The various technologies used to enrich, isolate and characterize DTC are reviewed.

The genomic and transcriptomic analysis methods for DTC, such as single-cell sequencing and comparative genomic hybridization, are discussed. It is mentioned that DTC exhibit genetic heterogeneity, which may influence their behavior and response to treatment.

It is highlighted that bone marrow provides a unique microenvironment conducive to DTC survival, including interactions with immune cells and stromal cells.

Overall, the review is a useful resource for understanding the current state of DTC research, but requires more critical analysis and discussion.

While reading the article, the following comments and recommendations arose:

 

1.The article summary should be improved. It does not reflect the main results and conclusions.

 

2. If the authors add more data Single-Cell Analysis of Bone Marrow Disseminated Tumour Cells, this will improve the quality of the literature review.

Author Response

1. The article summary should be improved. It does not reflect the main results and conclusions.

Thank you for pointing this out. We agree with this comment. Therefore, we have improved the part of ‘CONCLUSION’. The changes are as follow: 

This comprehensive review first discusses the methodology of single-cell analysis in studying bone marrow DTCs, focusing on enrichment, detection, isolation, and characterization of individual DTCs. The review also underscores the importance of characterizing bone marrow DTCs due to their pivotal roles in bone and visceral metastasis. The molecular characterization of DTCs, facilitated by single-cell analysis, sheds light on their heterogeneity and evolutionary dynamic, challenging the traditional cancer progression models. The heterogeneity among DTCs has been highlighted, impacting the efficacy of adjuvant therapies. Furthermore, through methods like single-cell genomic and transcriptomic analysis, researchers have dissected the complex biology of DTCs, elucidating the diverse molecular pathways involved in tumour dormancy and interactions of DTCs with immune cells and stromal cells. Lastly, the identification of therapeutic targets and biomarkers through single-cell analysis offers promising avenues for personalized interventions and improved patient outcomes.  
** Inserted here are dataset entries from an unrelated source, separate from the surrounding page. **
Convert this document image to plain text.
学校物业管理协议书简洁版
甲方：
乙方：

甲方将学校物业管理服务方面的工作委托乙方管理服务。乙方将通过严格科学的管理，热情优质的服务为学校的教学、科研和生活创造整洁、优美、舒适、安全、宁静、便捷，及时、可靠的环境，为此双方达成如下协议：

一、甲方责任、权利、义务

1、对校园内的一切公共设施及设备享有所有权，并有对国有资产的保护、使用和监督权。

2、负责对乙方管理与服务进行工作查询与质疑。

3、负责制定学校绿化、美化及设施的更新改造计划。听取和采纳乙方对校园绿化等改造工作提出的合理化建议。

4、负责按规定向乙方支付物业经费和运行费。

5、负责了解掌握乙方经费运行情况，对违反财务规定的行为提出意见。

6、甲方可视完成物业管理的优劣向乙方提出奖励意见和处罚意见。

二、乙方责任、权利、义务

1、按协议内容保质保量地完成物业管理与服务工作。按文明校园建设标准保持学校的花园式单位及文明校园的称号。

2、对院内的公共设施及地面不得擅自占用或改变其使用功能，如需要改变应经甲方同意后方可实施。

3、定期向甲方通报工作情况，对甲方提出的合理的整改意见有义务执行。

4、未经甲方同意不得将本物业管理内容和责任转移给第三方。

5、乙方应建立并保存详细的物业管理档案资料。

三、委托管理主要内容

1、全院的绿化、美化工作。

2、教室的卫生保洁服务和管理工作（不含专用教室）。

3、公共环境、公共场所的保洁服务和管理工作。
Future research directions include exploring epithelial-mesenchymal plasticity, investigating mechanisms of cancer local recurrence, and leveraging advanced modalities like spatial transcriptomics and multi-omics approaches. By embracing a multidimensional understanding of DTC biology, we can advance precision oncology and develop targeted therapies tailored to individual patients.  In essence, single-cell analysis of bone marrow DTCs represents a transformative approach that not only deepens our understanding of cancer metastasis but also holds promise for translating research findings into clinical applications, ultimately enhancing cancer diagnosis, treatment, and patient care.

2. If the authors add more data Single-Cell Analysis of Bone Marrow Disseminated Tumour Cells, this will improve the quality of the literature review.

Thank you for pointing this out. We agree with this comment. Therefore, we have cited all survival data in the reviewed papers (line 554 to line 555, line 366).